Could anyone provide insights on the following issue?

I am exploring ideas for data assimilation to predict the velocity field across a three-dimensional domain using non-steady advection-diffusion equations from spatiotemporal concentration field changes.

Currently, the approach involves using spatiotemporal concentration data as constraints and residual errors from advection-diffusion equations, Navier-Stokes equations, and continuity equations.

Regarding boundary conditions, inflow conditions are set based only on concentration values, with unknown velocity values and flow rates. However, the no-slip condition on walls is included as a constraint.

I am interested in incorporating integral continuity to conserve flow rates as additional constraints at inflow and outflow boundaries. How should these constraints be set when specific flow rate values are unknown? (An example of integral continuity constraint from the example includes a specific flow rate value of 2.54.)

The ideal approach would involve calculating cross-sectional flow rates from predicted velocities and enforcing those values to be conserved.

Thank you in advance for your assistance.
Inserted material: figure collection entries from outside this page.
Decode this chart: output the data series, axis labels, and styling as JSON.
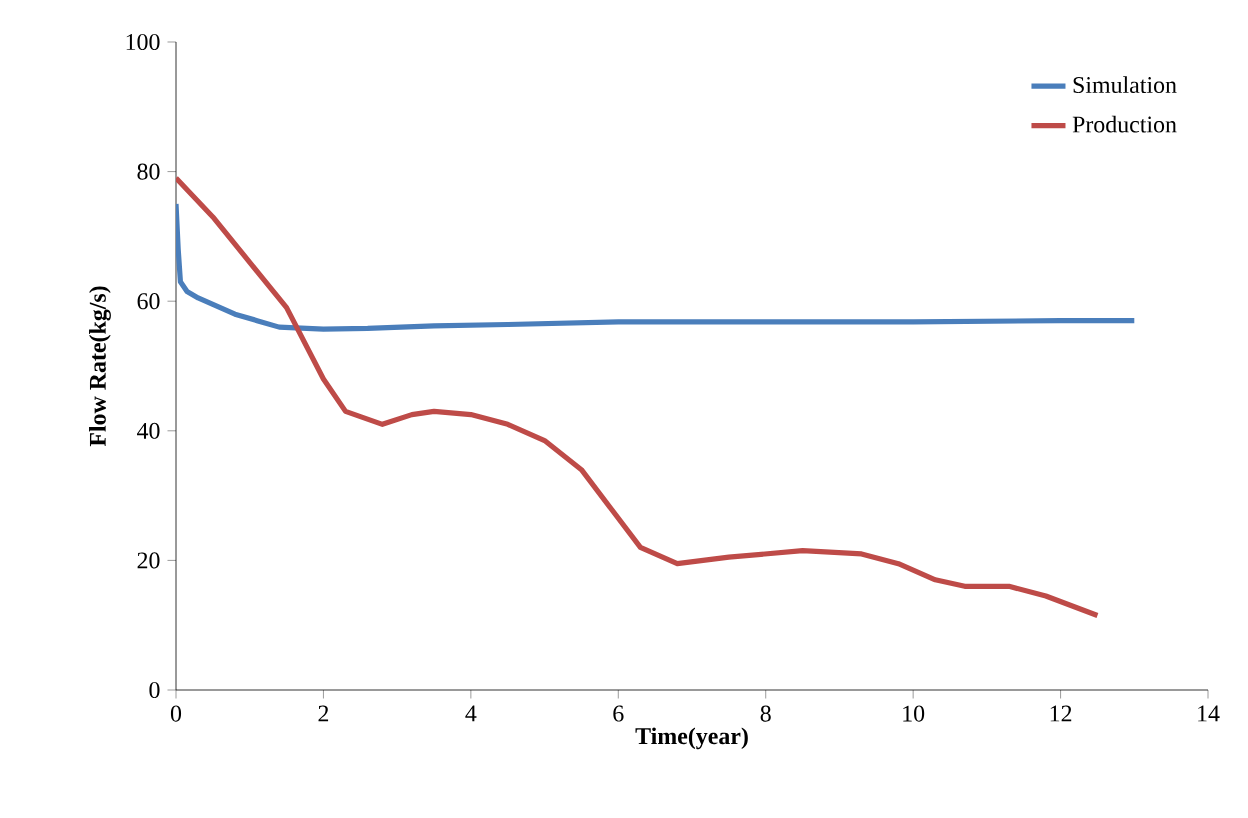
{
  "chart_data": {
    "type": "line",
    "xlabel": "Time(year)",
    "ylabel": "Flow Rate(kg/s)",
    "xlim": [
      0,
      14
    ],
    "xticks": [
      0,
      2,
      4,
      6,
      8,
      10,
      12,
      14
    ],
    "ylim": [
      0,
      100
    ],
    "yticks": [
      0,
      20,
      40,
      60,
      80,
      100
    ],
    "legend": "top right",
    "grid": false,
    "marker": "none",
    "line_style": "solid",
    "series": [
      {
        "name": "Simulation",
        "color": "#4a7ebb",
        "x": [
          0,
          0.03,
          0.06,
          0.15,
          0.3,
          0.5,
          0.8,
          1.1,
          1.4,
          2,
          2.6,
          3.5,
          4.5,
          6,
          8,
          10,
          12,
          13
        ],
        "values": [
          75,
          68,
          63,
          61.5,
          60.5,
          59.5,
          58,
          57,
          56,
          55.7,
          55.8,
          56.2,
          56.4,
          56.8,
          56.8,
          56.8,
          57,
          57
        ]
      },
      {
        "name": "Production",
        "color": "#be4b48",
        "x": [
          0,
          0.5,
          1,
          1.5,
          2,
          2.3,
          2.8,
          3.2,
          3.5,
          4,
          4.5,
          5,
          5.5,
          5.9,
          6.3,
          6.8,
          7.5,
          8.5,
          9.3,
          9.8,
          10.3,
          10.7,
          11.3,
          11.8,
          12.5
        ],
        "values": [
          79,
          73,
          66,
          59,
          48,
          43,
          41,
          42.5,
          43,
          42.5,
          41,
          38.5,
          34,
          28,
          22,
          19.5,
          20.5,
          21.5,
          21,
          19.5,
          17,
          16,
          16,
          14.5,
          11.5
        ]
      }
    ]
  }
}
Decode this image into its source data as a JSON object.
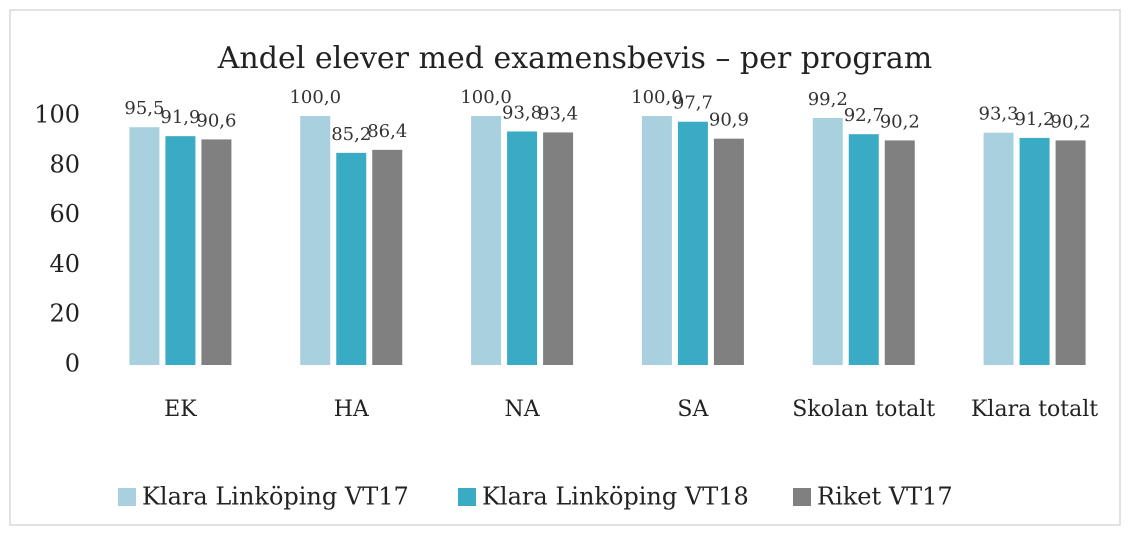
{
  "chart_data": {
    "type": "bar",
    "title": "Andel elever med examensbevis – per program",
    "categories": [
      "EK",
      "HA",
      "NA",
      "SA",
      "Skolan totalt",
      "Klara totalt"
    ],
    "series": [
      {
        "name": "Klara Linköping VT17",
        "color": "#a9d0de",
        "values": [
          95.5,
          100.0,
          100.0,
          100.0,
          99.2,
          93.3
        ],
        "value_labels": [
          "95,5",
          "100,0",
          "100,0",
          "100,0",
          "99,2",
          "93,3"
        ]
      },
      {
        "name": "Klara Linköping VT18",
        "color": "#3aabc5",
        "values": [
          91.9,
          85.2,
          93.8,
          97.7,
          92.7,
          91.2
        ],
        "value_labels": [
          "91,9",
          "85,2",
          "93,8",
          "97,7",
          "92,7",
          "91,2"
        ]
      },
      {
        "name": "Riket VT17",
        "color": "#808080",
        "values": [
          90.6,
          86.4,
          93.4,
          90.9,
          90.2,
          90.2
        ],
        "value_labels": [
          "90,6",
          "86,4",
          "93,4",
          "90,9",
          "90,2",
          "90,2"
        ]
      }
    ],
    "ylim": [
      0,
      100
    ],
    "yticks": [
      0,
      20,
      40,
      60,
      80,
      100
    ],
    "grid": false,
    "legend": "bottom"
  }
}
integral_continuity = IntegralBoundaryConstraint(
nodes=nodes,
geometry=outlet_mesh,
outvar={“normal_dot_vel”: 2.540},
batch_size=1,
integral_batch_size=cfg.batch_size.integral_continuity,
lambda_weighting={“normal_dot_vel”: 0.1},
)
domain.add_constraint(integral_continuity, “integral_continuity_1”)

Shusaku

Hi Shusaki

Problem:
You’re right, suppose that you have a T-junction and you plan to define an integral constraint to have integral continuity but you don’t have information about the values of volume flow rates.

Solution:
I personally wrote a mesh-based integral constraint which get normals and anrea of each surface meshes from inlet and outlet then using normal_dot_vel we can calculate u.n dA for each mesh surface then if we do a summation over all surface meshes of our boundaries, the result should be zero.
For transient problems:
for transient problems, the summation of volume flow rates at each time should be zero.

For T-junction example:

Q1+Q2+Q3 = 0 since that we use normals of surface meshes.

Hope it helps,
Mohammad Vaezi

Hi Mvaezi,

Thank you for your valuable advice.
Your suggestion makes physical sense, but I’m not sure how to implement your solution regarding the modulus.
If you have any example code, could you please share that part with me?
I would greatly appreciate your help.

Best regards,
Shusaku

Hi

I can share a class that I have implemented for mesh based integral boundary condition but I don’t know how to share. In the present integral boundary condition, the Modulus uses a Monte Carlo method for integration based on stl file but I personally like to work with unstructured mesh, that’s why I implemented the new class. @mnabian how can I share the code with this user?

Mohammad Vaezi

Hi Mvaezi,

I greatly appreciate your kindness.
Do you have a GitHub account?
If you have committed to a public branch, I would be able to review your implemented code.
Thank you for your help.

Best regards,
Shusaku